C’est une personnalité, une référence pour les joueurs africains qui rêvent d’Europe. Il était notamment un pionnier pour les joueurs francophones, ceux d’Afrique de l’Ouest et centrale.
Dans les années 60-70, il y a en revanche déjà des joueurs africains en Europe. D’un côté, ceux de la communauté nord-africaine, avec l’Algérie, le Maroc et la Tunisie, notamment pour des raisons historiques. De l’autre, des Africains sont aussi présents, avec des joueurs qui ont déjà porté le maillot de leur pays dès les indépendances. Mais Salif Kéïta est déjà un joueur dont on parle en Afrique et notamment en Afrique de l’Ouest, avant de venir en Europe. On le surnommait Domingo. Les autres n’étaient pas forcément des très grands noms. Mais il est vrai que derrière lui, on voit arriver de nouveaux joueurs, qui ont eux aussi un destin similaire à Salif Kéita.
Je pense à Roger Milla, qui est déjà une vedette dans le football africain et camerounais, quand il arrive à Valenciennes. Il a d’ailleurs rencontré des difficultés dans ce club, où il n’a pas été bien respecté. Il y a aussi des joueurs congolais, ivoiriens, sénégalais, qui sont en France déjà. Mais des références comme Salif, à l’époque, pas encore.
Comment Salif Kéiïta est-il passé du statut de star africaine à star internationale ?
Sa trajectoire en elle-même est absolument incroyable. Nous ne sommes pas très nombreux à l’avoir vu jouer. Il est décédé à l’âge de 76 ans. Il faut être né dans les années 1950 pour l’avoir vu. Je ne l’ai personnellement admiré que sur des cassettes et dans des extraits. J’ai en revanche côtoyé le personnage. Il joue au plus haut niveau dès l’âge de 16 ans au Mali. Il est appelé en équipe nationale des jeunes. Il part faire les jeux des nouvelles forces montantes, que l’on appelait les Ganefo, en Indonésie, alors qu’il a signé une licence à l’AS Real Bamako peu de temps auparavant.
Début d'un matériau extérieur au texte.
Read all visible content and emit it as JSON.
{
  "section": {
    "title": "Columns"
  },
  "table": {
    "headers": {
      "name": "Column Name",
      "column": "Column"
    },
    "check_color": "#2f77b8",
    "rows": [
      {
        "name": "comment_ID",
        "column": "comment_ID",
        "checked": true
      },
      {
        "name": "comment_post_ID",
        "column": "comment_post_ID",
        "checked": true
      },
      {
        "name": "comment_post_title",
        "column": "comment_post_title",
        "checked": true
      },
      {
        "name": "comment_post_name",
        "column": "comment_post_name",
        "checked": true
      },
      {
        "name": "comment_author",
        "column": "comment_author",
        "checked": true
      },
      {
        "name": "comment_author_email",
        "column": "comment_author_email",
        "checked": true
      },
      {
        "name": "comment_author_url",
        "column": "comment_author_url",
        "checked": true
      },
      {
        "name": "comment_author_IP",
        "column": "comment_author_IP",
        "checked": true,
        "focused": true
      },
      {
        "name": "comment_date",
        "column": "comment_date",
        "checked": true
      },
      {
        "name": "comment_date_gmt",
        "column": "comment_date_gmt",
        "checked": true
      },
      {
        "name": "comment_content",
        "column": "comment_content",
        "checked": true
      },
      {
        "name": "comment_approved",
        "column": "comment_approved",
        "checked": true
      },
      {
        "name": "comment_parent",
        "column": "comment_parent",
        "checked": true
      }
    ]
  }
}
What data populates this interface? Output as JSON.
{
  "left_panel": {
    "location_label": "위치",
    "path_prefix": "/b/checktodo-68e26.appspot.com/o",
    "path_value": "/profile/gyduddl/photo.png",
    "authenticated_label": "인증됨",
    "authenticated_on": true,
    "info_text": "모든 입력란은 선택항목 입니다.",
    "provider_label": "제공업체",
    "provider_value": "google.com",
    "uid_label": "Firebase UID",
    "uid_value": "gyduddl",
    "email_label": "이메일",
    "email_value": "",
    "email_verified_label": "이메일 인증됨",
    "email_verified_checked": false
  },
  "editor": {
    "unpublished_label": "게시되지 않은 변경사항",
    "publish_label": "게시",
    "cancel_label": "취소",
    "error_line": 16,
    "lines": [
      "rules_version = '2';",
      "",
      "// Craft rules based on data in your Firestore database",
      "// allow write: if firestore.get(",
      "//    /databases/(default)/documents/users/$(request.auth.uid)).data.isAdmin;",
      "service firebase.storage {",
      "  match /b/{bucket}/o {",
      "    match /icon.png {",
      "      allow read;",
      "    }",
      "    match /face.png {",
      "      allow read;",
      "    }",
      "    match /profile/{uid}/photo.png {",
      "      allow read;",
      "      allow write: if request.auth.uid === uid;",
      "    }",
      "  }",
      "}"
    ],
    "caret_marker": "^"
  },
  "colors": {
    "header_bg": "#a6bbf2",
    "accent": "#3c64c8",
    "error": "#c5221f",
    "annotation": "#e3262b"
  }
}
C’est le début d’un destin qui va lui faire disputer, avant de quitter l’Afrique, deux finales de Coupe d’Afrique des champions, l’ancêtre de la Ligue des Champions d’Afrique, en 1964-65 avec le Stade Malien où il avait fait un petit crochet, puis ensuite au Real de Bamako, en décembre 1966.
Dans son club, l’idée est de gagner la Coupe des clubs champions africains. Malheureusement, ils sont battus par le Stade d’Abidjan le jour de Noël 1966. Après cela et comme il a déjà tout gagné au pays, très jeune, il décide de tenter l’expatriation, à 23 ans. Il n’y a alors pas énormément de grands attaquants subsahariens, qui sont en Europe. Au milieu des années 1960, lui va partir. Sur la recommandation d’un commerçant libanais, il prend un vol pour Paris Orly. La suite de l’histoire, nous la connaissons tous, elle est entrée dans la légende.
En effet, Salif Kéïta se rend en taxi à Saint-Etienne depuis Orly. Il explique par la suite que l’AS Saint-Etienne, le club qu’il rejoignait, ne répondait pas au téléphone et que sans un sous en poche, il n’a eu d’autre choix que de prendre un taxi, qui sera payé à l’arrivée.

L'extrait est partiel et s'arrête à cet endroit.